The Red Shoes

The Plot of The Red Shoes film

The Plot of The Red Shoes film and its differences with Matthew Bourne’s production 

Matthew Bourne’s production of The Red Shoes is heavily based on the award-winning film, however, there are some differences evident in the New Adventures production, which Bourne has made for artistic and narrative reasons.

In the first scene of the film we are at a performance by the Ballet Lermontov in Covent Garden. Three music conservatory students, Julian Craster (played by Marius Goring), Terry and Ike are in attendance to hear the ballet score Heart of Fire, composed by their teacher, Professor Palmer. Also present is Victoria 'Vicky' Page (Moira Shearer), a young, unknown dancer from an aristocratic background, with her aunt, Lady Neston. Julian recognises the music from Heart of Fire as one of his own compositions, and Ike notices another passage as another of Julian's works. During the performance, Boris Lermontov (Anton Walbrook), the company impresario, receives an invitation to an after-ballet party at Lady Neston's residence. Lermontov initially declines, but Professor Palmer persuades Lermontov to attend, exclaiming that “she's a great patron of the arts”. Julian leaves the performance mortified at his professor's plagiarism of his music, followed by Terry and Ike.

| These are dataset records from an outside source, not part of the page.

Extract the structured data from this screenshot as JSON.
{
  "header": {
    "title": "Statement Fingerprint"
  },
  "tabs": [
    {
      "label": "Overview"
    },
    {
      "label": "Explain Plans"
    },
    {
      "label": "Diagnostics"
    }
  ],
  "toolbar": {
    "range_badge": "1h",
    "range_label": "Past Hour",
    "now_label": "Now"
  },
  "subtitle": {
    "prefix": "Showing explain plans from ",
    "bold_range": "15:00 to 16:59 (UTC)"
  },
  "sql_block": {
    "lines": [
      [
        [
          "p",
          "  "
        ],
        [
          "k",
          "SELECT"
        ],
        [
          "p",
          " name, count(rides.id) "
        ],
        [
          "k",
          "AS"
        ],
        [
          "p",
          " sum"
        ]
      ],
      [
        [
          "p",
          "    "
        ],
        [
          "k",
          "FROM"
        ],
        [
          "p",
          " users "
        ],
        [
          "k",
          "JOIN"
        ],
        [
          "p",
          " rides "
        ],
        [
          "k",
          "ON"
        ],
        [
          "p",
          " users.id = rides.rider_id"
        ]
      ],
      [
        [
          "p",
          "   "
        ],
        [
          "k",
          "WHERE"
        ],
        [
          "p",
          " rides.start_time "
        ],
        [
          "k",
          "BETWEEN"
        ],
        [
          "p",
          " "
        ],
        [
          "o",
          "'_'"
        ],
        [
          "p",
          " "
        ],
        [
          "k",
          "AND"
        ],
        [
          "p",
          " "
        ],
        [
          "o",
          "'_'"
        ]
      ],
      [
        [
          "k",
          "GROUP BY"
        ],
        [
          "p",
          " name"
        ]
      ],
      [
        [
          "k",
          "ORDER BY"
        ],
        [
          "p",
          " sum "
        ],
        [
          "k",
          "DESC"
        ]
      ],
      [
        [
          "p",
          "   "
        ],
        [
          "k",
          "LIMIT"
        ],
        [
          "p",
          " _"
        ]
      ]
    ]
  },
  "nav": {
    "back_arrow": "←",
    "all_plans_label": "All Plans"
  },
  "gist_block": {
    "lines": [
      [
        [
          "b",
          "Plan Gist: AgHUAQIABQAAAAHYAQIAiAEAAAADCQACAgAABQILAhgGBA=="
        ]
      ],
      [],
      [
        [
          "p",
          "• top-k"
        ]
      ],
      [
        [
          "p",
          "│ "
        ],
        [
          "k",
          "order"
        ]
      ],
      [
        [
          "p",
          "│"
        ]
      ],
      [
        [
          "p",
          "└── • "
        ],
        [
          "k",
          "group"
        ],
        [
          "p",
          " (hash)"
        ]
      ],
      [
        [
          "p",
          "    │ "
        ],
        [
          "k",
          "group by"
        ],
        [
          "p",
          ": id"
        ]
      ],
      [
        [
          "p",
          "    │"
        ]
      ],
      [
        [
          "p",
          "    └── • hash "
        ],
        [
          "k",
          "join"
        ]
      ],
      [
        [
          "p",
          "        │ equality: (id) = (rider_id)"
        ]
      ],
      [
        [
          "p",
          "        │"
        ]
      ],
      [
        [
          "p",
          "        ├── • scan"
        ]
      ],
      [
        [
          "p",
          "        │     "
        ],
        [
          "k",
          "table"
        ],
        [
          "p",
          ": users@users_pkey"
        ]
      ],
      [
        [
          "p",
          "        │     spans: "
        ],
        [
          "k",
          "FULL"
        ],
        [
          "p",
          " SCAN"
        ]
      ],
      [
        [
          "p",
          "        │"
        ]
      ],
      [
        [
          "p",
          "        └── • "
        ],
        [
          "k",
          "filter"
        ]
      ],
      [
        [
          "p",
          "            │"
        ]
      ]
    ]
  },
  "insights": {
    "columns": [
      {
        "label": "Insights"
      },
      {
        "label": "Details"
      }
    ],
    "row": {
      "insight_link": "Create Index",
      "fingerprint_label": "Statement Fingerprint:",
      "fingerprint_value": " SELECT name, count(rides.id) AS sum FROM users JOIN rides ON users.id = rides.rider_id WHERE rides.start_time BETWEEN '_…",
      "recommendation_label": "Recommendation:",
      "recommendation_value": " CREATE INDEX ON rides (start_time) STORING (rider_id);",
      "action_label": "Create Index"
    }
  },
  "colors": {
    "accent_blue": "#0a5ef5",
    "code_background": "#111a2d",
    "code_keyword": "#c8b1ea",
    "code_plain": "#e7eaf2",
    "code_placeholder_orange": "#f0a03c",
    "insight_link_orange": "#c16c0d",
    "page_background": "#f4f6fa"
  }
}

Lady Neston has organised the after-party as an undercover audition to introduce Vicky to Lermontov, who then invites her to join the company. Contrastingly, in Bourne’s adaptation, Vicky is invited to audition following the after-party alongside the quirky Joyce. Both are put through their technical paces by Ballet Master Grischa, and Vicky gets chosen to join the company over Joyce. 

Meanwhile, Julian has written to Lermontov to explain that he in fact composed Hearts of Fire, but then tries to retrieve the letter. Lermontov's assistant Dimitri stops Julian gaining entry to Lermontov's suite. Julian requests to take back his letter before Lermontov sees it, however, Lermontov has already read it. Lermontov asks Julian to play one of his own works at the piano. After hearing Julian play, he hires Julian as a repetiteur for the company orchestra and assistant to the company's conductor, Livingstone Montague. Lermontov realises that Julian was the true composer of Heart of Fire. Julian and Vicky arrive for work at the Ballet Lermontov on the same day. 

In the New Adventures production, whilst working alone in the theatre, Julian is swept up in a dream of one day conducting his own work with a full orchestra. Lermontov watches on from the side-lines and recognises Julian’s passion, talent and potential, resulting in Lermontov asking Julian to compose his brand new ballet The Red Shoes

Irina Boronskaja (played by Ludmilla Tcherina), Prima Ballerina in The Ballet Lermontov has a different storyline in the film to Bourne’s adaptation. In the film, Boronskaja leaves the company to marry and the entire cast flock around her in support, except for Lermontov who is outraged by her decision and is furious at being abandoned by his star dancer. In Bourne’s version, Irina injures herself when rehearsing Les Sylphides and is unable to dance the lead role, paving the way for Vicky to take the lead in The Red Shoes Ballet.

Following The Red Shoes Ballet, Vicky and Julian announce their undeniable love for each other and Lermontov, fuelled with jealousy, gives Vicky an ultimatum to choose between dancing and love. Vicky and Julian are forced to resign from company. In the film, Lermontov coaxes Vicky back to dancing with the Lermontov Ballet leading to a distraught Julian making Vicky decide again between their love and dancing, resulting in Vicky’s demise. In Bourne’s version Vicky becomes disheartened and depressed with her life in London and becomes more and more distressed, leading to an argument between Julian and Vicky, fuelled by their frustration and lack of artistic and creative fulfilment. This becomes the driving force for Vicky’s return to the company, in contrast to Lermontov’s manipulation of her, as seen in the film.